Marcus Sipkema
Deze pagina bevat meerdere delen, waaronder:
- DE VROUWENVERENIGING VAN DELFSTRAHUIZEN
- BLIENE MINNE
- BINNENVISSERIJ
- IT SPILET WOL
Een foto van Marcus Sipkema, gedurende vele jaren smid te Bantega en Echten-tweede brug. Hij stond in wijde omgeving bekend als een zachtaardige man. Marcus Sipkema werd geboren in Westermeer bij Joure. Na de lagere school kwam hij in de leer bij Wassenaar, een bekend smids-geslacht te Joure, waar hij ook in de kost was. En dan in het weekend, of wat daar dan ook voor door moest gaan, lopend naar zijn ouders, die toen al in Terkaple woonden.
Vermeldenswaardig is ook nog het feit, dat hij dat samen deed met Christoffel Roukema, later smid in Echtenerbrug. Samen zijn ze gelijktijdig twee jaar bij Wassenaar te Joure smidsknecht geweest. Later, in de twintiger jaren, zijn ze naar onze contreien gekomen om zelfstandig hun beroep uit te oefenen. Ze zijn vrienden voor het leven gebleven. Begin 1927 huurde Marcus Sipkema een gedeelte van een pand aan de Otterweg in de Echtenerpolder bij de timmerman Lammert van Eijk, die in het pand ook een café runde.
Otterweg 1934
Uit de hierbij geplaatste advertentie uit een dagblad uit 1927 blijkt de veelzijdigheid van Sipkema. Slechts anderhalf jaar heeft hij op deze locatie zijn beroep uitgeoefend. In 1928 is hij naar Bantega verhuisd, naar de smederij waar later de gebroeders Haisma hun bedrijf hadden.

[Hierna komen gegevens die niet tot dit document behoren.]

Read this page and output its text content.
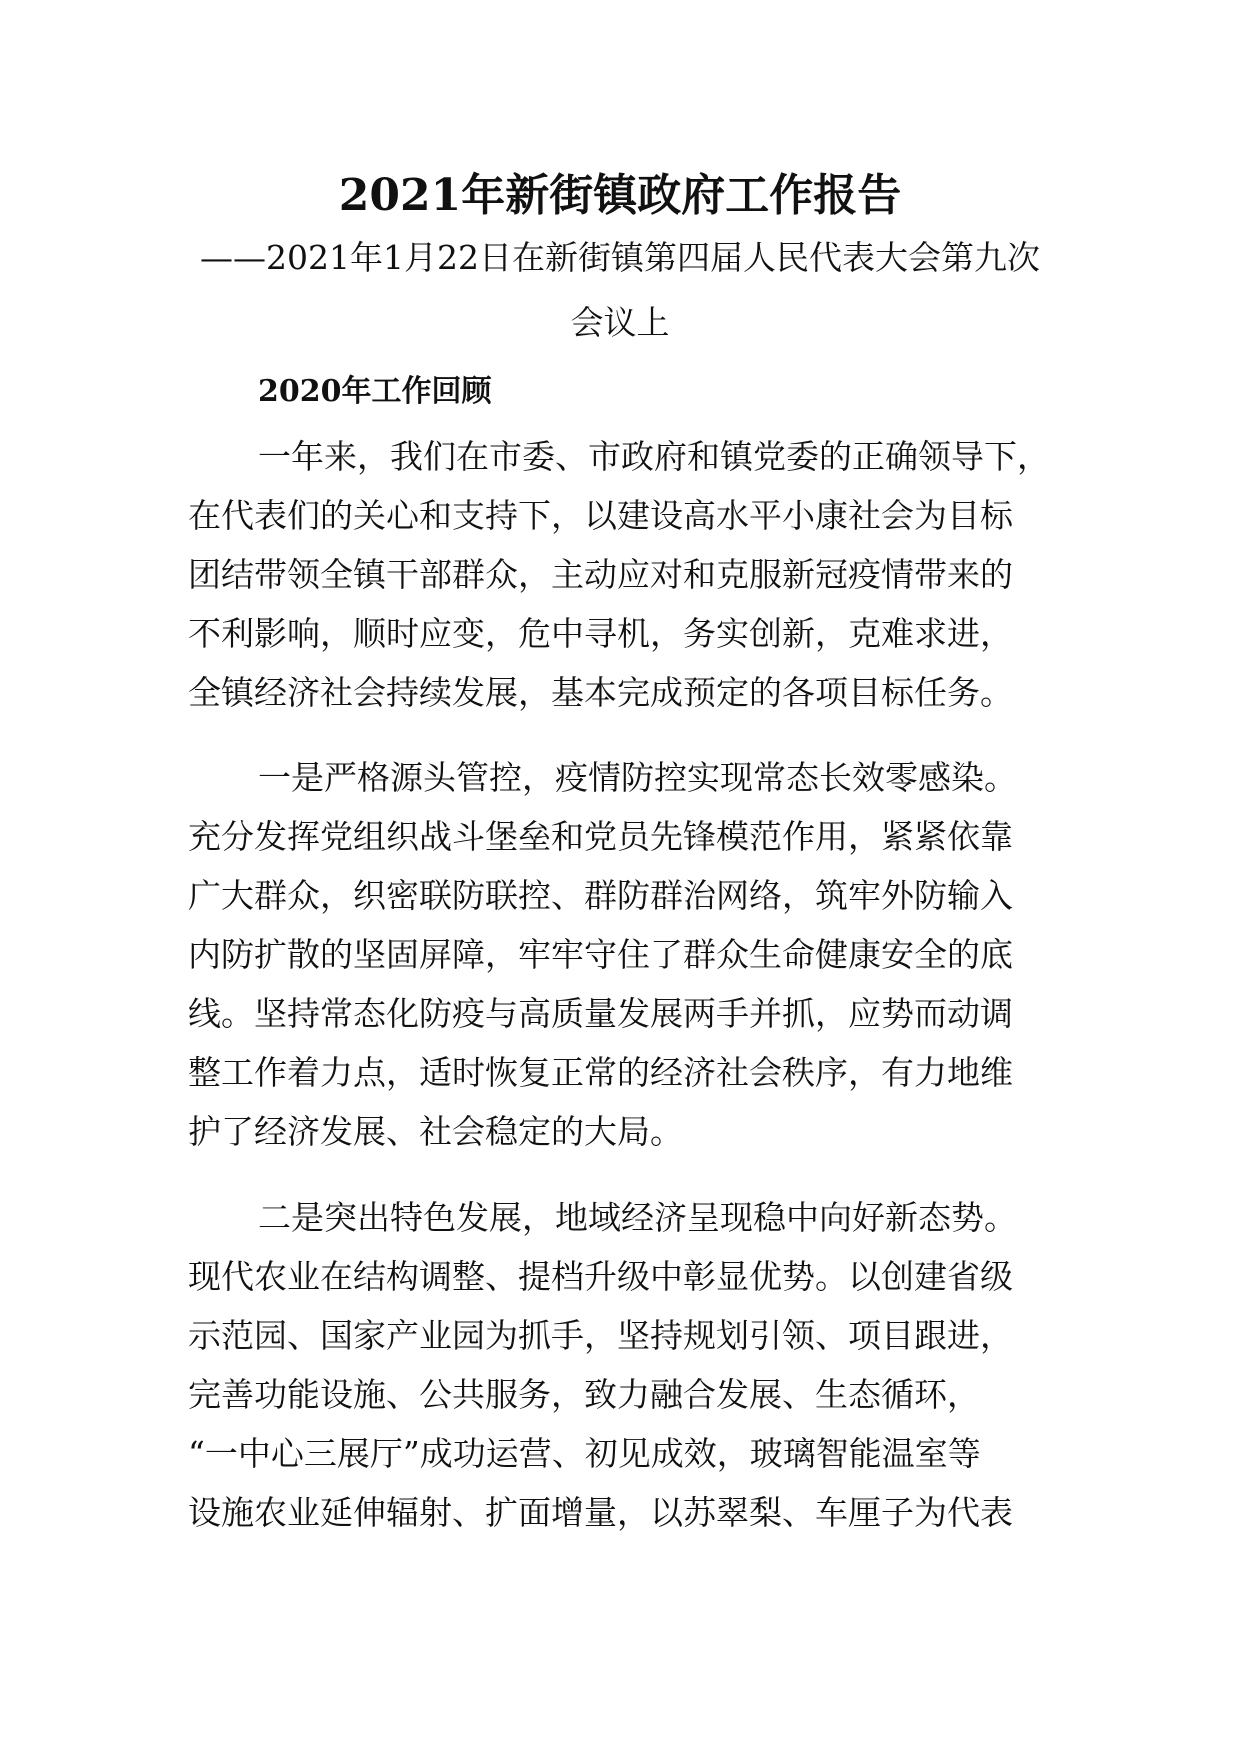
2021年新街镇政府工作报告
——2021年1月22日在新街镇第四届人民代表大会第九次
会议上
2020年工作回顾
一年来，我们在市委、市政府和镇党委的正确领导下，
在代表们的关心和支持下，以建设高水平小康社会为目标
团结带领全镇干部群众，主动应对和克服新冠疫情带来的
不利影响，顺时应变，危中寻机，务实创新，克难求进，
全镇经济社会持续发展，基本完成预定的各项目标任务。
一是严格源头管控，疫情防控实现常态长效零感染。
充分发挥党组织战斗堡垒和党员先锋模范作用，紧紧依靠
广大群众，织密联防联控、群防群治网络，筑牢外防输入
内防扩散的坚固屏障，牢牢守住了群众生命健康安全的底
线。坚持常态化防疫与高质量发展两手并抓，应势而动调
整工作着力点，适时恢复正常的经济社会秩序，有力地维
护了经济发展、社会稳定的大局。
二是突出特色发展，地域经济呈现稳中向好新态势。
现代农业在结构调整、提档升级中彰显优势。以创建省级
示范园、国家产业园为抓手，坚持规划引领、项目跟进，
完善功能设施、公共服务，致力融合发展、生态循环，
“一中心三展厅”成功运营、初见成效，玻璃智能温室等
设施农业延伸辐射、扩面增量，以苏翠梨、车厘子为代表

Sipkema was inmiddels getrouwd met Luitje de Boer. In Bantega zijn ook hun drie dochters geboren: Roelofje, getrouwd met Jan de Jong, bakker in Echtenerbrug, Sjoukje, getrouwd met Arjen v.d. Berg uit Ouwsterhaule en Akke, getrouwd met Albert Wind uit Delfstrahuizen.
Op 17 februari 1932 was de finale verkoping van de smederij en woonhuis van Geert Gatsonides uit Echten-tweede brug. Uit de advertentie blijkt dat onder punt 2 de inzet f.1555,- was. Koper van het geheel werd Marcus Sipkema voor de som van f.2240,- en zo verhuisde het gezin Sipkema naar Echten. Hij heeft nog een paar jaar concurrentie ondervonden van Durk, de zoon van Geert. Die kon maar moeilijk afstand doen van zijn vak en had naast de smederij van zijn vader een nieuwe smederij laten bouwen.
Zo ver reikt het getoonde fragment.